「面白かったあ」
「そうですね。面白かったあ」

 私は伸びを一つしたかったが隣りの王子様を見てやめにする。
 そんな仕草すら彼の前でするのが恥ずかしくて我慢した。

 映画を観ている間も私は右側に座るイケメン王子様が気になっていた。

 音楽も最高なエンドロールまでしっかりと映画を観終わってから、私とイケメン王子様はそのまま映画館内の映画の関連グッズが置いてあるコーナーに来ている。

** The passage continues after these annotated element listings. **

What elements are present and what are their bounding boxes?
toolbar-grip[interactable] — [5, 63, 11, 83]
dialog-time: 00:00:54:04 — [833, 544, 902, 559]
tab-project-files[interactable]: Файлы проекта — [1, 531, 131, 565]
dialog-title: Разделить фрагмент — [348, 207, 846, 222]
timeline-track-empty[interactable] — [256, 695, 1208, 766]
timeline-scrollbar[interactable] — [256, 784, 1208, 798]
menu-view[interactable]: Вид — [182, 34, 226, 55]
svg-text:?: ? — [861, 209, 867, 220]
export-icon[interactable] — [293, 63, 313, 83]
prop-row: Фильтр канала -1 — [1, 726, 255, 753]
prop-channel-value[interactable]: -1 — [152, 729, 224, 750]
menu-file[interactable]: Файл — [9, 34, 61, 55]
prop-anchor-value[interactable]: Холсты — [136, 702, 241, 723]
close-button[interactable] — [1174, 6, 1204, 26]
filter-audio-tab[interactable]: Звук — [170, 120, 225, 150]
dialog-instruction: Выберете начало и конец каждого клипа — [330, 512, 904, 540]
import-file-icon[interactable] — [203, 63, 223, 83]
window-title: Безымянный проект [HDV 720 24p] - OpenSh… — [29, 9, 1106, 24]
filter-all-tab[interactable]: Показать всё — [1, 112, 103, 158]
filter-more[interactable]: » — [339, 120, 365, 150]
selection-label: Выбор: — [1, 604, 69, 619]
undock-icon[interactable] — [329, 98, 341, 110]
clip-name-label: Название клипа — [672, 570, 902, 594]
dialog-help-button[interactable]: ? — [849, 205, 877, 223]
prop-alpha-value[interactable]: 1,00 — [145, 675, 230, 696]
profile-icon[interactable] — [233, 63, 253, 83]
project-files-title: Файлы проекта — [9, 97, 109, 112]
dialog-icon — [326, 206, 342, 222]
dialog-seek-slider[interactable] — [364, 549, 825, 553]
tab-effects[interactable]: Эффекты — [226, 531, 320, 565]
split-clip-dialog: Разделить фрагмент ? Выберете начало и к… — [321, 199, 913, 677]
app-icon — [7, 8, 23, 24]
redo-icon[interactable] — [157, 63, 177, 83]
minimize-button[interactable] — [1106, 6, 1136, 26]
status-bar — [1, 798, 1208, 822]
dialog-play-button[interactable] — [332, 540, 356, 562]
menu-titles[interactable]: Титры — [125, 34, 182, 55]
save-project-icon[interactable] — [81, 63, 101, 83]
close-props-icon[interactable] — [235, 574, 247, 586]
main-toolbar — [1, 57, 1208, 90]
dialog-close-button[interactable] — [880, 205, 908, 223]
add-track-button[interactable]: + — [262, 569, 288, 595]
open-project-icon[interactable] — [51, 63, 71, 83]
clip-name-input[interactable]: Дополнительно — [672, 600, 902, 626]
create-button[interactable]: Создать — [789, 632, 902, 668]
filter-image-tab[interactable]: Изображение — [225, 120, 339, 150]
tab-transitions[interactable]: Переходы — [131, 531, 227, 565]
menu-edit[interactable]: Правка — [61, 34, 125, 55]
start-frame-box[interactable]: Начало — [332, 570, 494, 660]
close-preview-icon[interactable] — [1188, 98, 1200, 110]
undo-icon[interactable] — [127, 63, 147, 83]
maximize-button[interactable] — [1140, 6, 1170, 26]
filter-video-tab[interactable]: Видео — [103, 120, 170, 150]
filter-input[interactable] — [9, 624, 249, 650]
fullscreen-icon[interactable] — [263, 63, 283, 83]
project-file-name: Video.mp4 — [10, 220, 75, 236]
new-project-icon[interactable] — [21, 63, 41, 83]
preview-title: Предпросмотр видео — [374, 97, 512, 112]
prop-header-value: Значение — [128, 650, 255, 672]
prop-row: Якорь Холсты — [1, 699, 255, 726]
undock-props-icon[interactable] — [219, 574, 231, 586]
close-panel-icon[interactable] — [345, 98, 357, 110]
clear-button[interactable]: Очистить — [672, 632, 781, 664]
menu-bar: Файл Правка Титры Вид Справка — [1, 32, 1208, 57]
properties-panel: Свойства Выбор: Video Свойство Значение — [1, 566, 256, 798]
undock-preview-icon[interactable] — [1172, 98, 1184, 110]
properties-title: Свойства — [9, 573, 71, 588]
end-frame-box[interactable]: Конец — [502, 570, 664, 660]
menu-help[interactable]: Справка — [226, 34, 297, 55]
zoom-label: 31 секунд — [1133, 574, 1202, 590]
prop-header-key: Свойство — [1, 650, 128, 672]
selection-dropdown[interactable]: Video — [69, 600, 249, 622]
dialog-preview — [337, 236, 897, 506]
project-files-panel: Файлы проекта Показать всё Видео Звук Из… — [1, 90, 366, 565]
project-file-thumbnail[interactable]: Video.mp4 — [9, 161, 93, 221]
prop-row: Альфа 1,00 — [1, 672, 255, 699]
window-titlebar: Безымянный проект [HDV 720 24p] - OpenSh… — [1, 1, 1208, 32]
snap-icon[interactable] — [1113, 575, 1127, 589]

 そういやさっきまさかと思ったけど私の右側に座ってくれたのはバターソルトポップコーンとかを私が右手を伸ばして食べやすくするため?
 そこまではまさか、ね。

「これから良かったらカフェで映画の感想の語り合いなんてどうですか? あと。笑われるかもしれないけど、僕は北条さまともっと一緒にいたいから。あなたさえ良かったら、その後はあちこちショップ巡りもしませんか?」

 今度こそ私は倒れるわ。
 これは夢なの? もしやだまされてるの?
 もう、だまされていたってかまわない。

 私、イケメン王子様に……って、あれ?

「ごめんなさいっ!」
「だめですか?」

 イケメン王子様は悲しげにしている。

「あっ、あのっ。……違うんですっ! 私、私はまだあなたの名前を恥ずかしくて聞けなくて。あなたの名前を聞いてなかったんです」

 そうなのだ。
 こんなに好きになってしまったのに私はイケメン王子様の名前を知らなかったのだ。

「プッ……。はははっ」とイケメン王子様は吹き出し笑いだした。
 
 私はそんな彼に見惚れていた。

 笑顔が爽やかでほがらかで素敵すぎて。
 私はこの人の笑顔や笑いかたがとても好きだ。
 会ったばかりなのにドキドキするのにホッとする。

「僕が名前すらイズミさんに教えてなかったんだなんて」

 イズミさん?
 ああそうか。
 ペットショップでリュウリュウのご飯を買う時に作ったポイントカードにフルネームを書いたっけ。

『イズミさん』って。

 イケメン王子様に、名前を呼ばれて。
 私は、ウットリとしてしまった。
 私の心は宙に浮いている。

 空をぐるぐる飛び回りたいぐらいに、うきうきとして舞い上がっていた。